Preparing and importing data
Amazon Personalize uses data that you provide to train a model. When you import data, you can choose to import records in bulk, individually, or both. With individual imports, you can import historical records or data from live events. As your catalog grows, we recommend that you complete additional imports to keep your data in Amazon Personalize up to date. For real-time recommendations, keep your Interactions dataset up to date with your users' behavior by recording interaction live events with an event tracker and the PutEvents operation.
The minimum data requirements to train a model are as follows:
-
1000 records of combined interaction data (after filtering by
eventType
andeventValueThreshold
, if provided). -
25 unique users with at least 2 interactions each.

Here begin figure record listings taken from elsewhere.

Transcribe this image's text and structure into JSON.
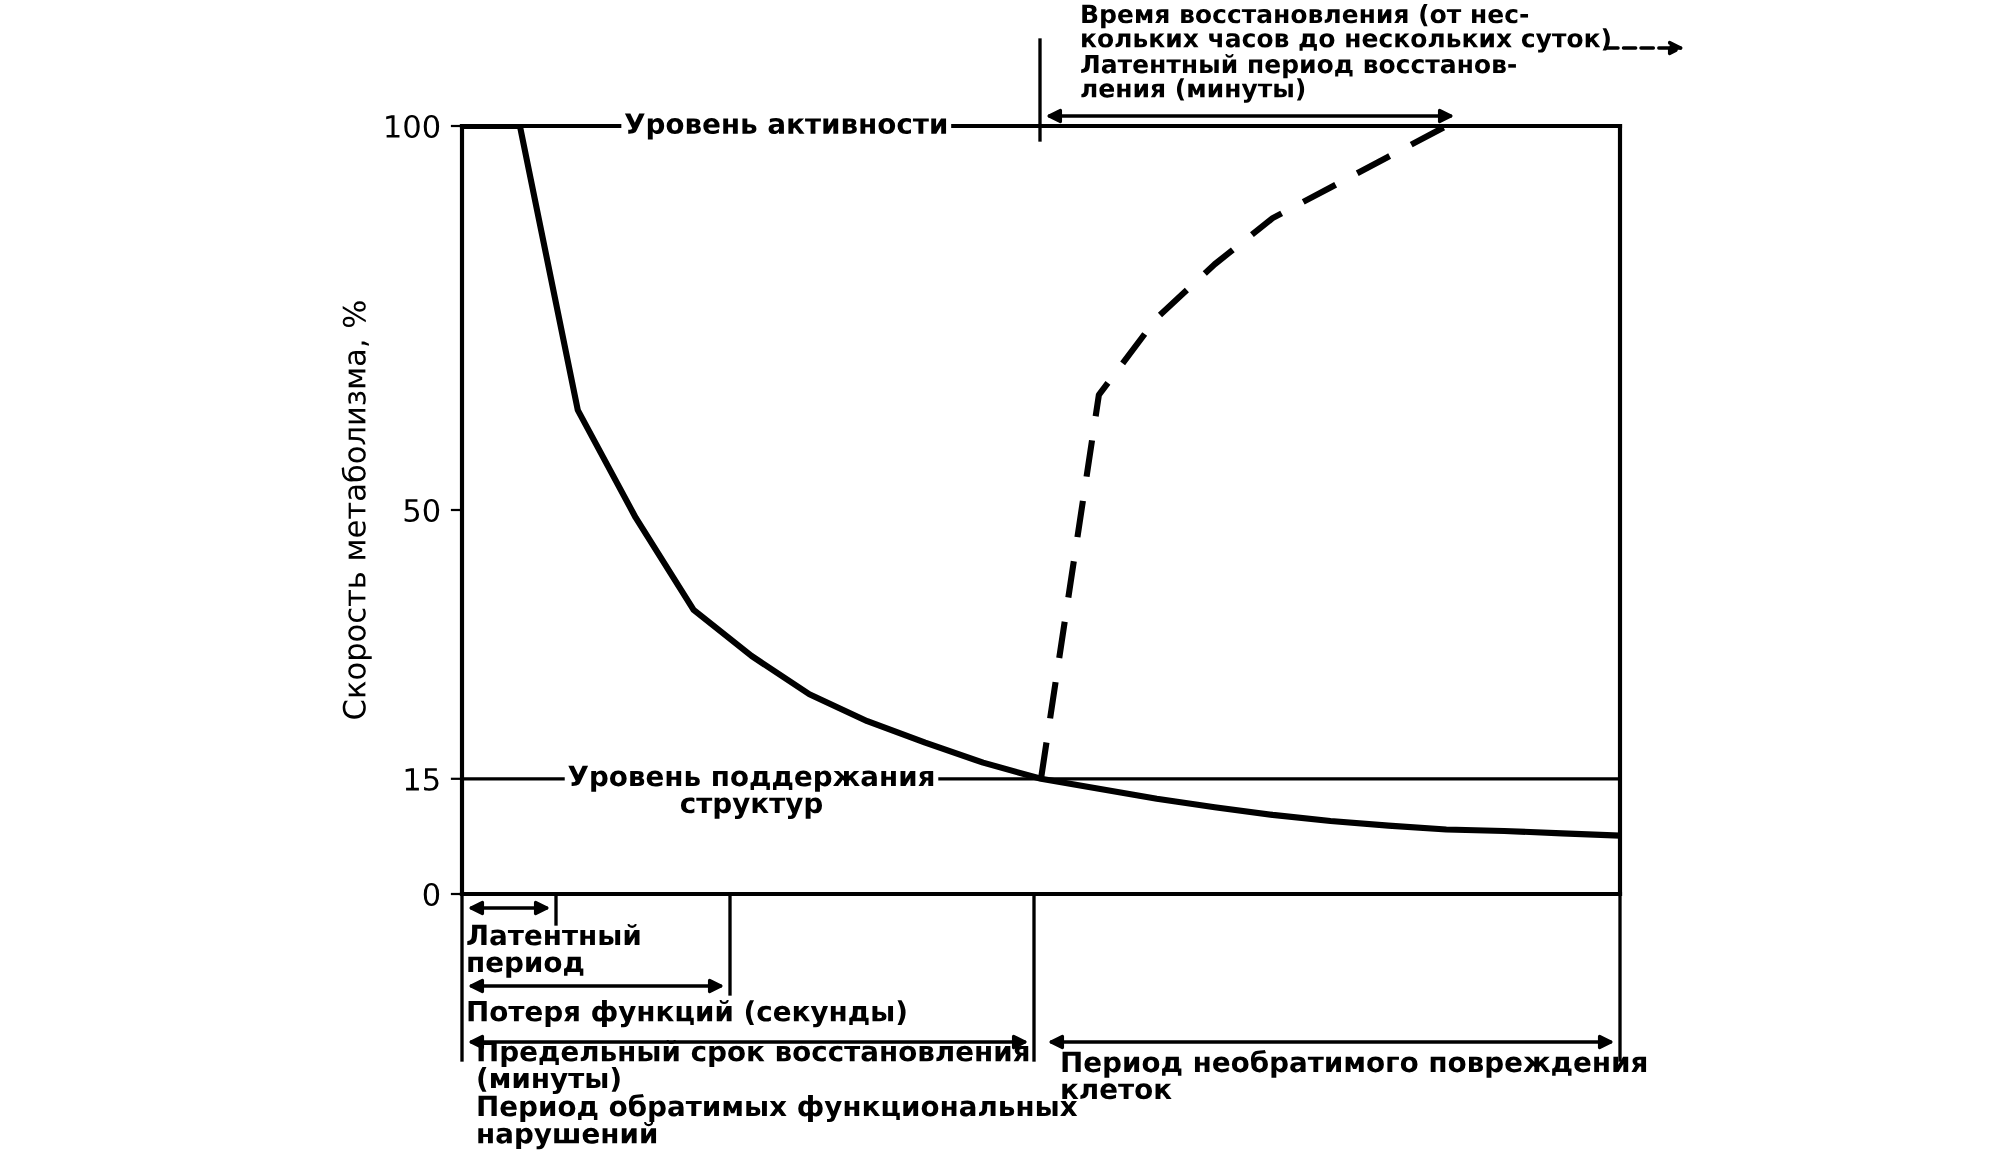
{
  "chart_data": {
    "type": "line",
    "ylabel": "Скорость метаболизма, %",
    "categories": [
      null,
      null,
      null,
      null,
      null,
      null,
      null,
      null,
      null,
      null,
      null,
      null,
      null,
      null,
      null,
      null,
      null,
      null,
      null,
      null,
      null
    ],
    "series": [
      {
        "color": "#000000",
        "line_style": "solid",
        "values": [
          100,
          100,
          63,
          49,
          37,
          31,
          26,
          22.5,
          19.7,
          17.1,
          15,
          13.7,
          12.4,
          11.3,
          10.3,
          9.5,
          8.9,
          8.4,
          8.2,
          7.9,
          7.6
        ]
      },
      {
        "color": "#000000",
        "line_style": "dashed",
        "values": [
          null,
          null,
          null,
          null,
          null,
          null,
          null,
          null,
          null,
          null,
          15,
          65,
          75,
          82,
          88,
          92,
          96,
          100,
          null,
          null,
          null
        ]
      }
    ],
    "ylim": [
      0,
      100
    ],
    "yticks": [
      0,
      15,
      50,
      100
    ],
    "tick_labels": "y",
    "grid": false,
    "marker": "none",
    "ref_lines": [
      {
        "axis": "y",
        "value": 100,
        "label": "Уровень активности"
      },
      {
        "axis": "y",
        "value": 15,
        "label": "Уровень поддержания\nструктур"
      },
      {
        "axis": "y",
        "value": 0,
        "label": null
      }
    ],
    "annotations": [
      "Время восстановления (от нес-\nкольких часов до нескольких суток)",
      "Латентный период восстанов-\nления (минуты)",
      "Латентный\nпериод",
      "Потеря функций (секунды)",
      "Предельный срок восстановления\n(минуты)\nПериод обратимых функциональных\nнарушений",
      "Период необратимого повреждения\nклеток"
    ]
  }
}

To import your training data into Amazon Personalize, you do the following:
-
Create an empty dataset group. Dataset groups are containers for Amazon Personalize components. For more information, see Step 1: Creating a Custom dataset group.
-
For each type of dataset you are using, create an empty dataset with an associated schema. Datasets are Amazon Personalize containers for data and schemas tell Amazon Personalize about the structure of your data. For more information, see Step 2: Creating a dataset and a schema.
-
Import your data:
-
Import bulk records stored in an Amazon S3 bucket using a dataset import job. See Importing bulk records.
-
Import historical records individually with the Amazon Personalize console or the PutUsers, PutItems APIs. See Importing individual records.
-
Import data from user interactions in real time with the PutEvents API operation.
-
This section provides information about importing historical data into Amazon Personalize. For information about recording data from live events in real time, see Recording events.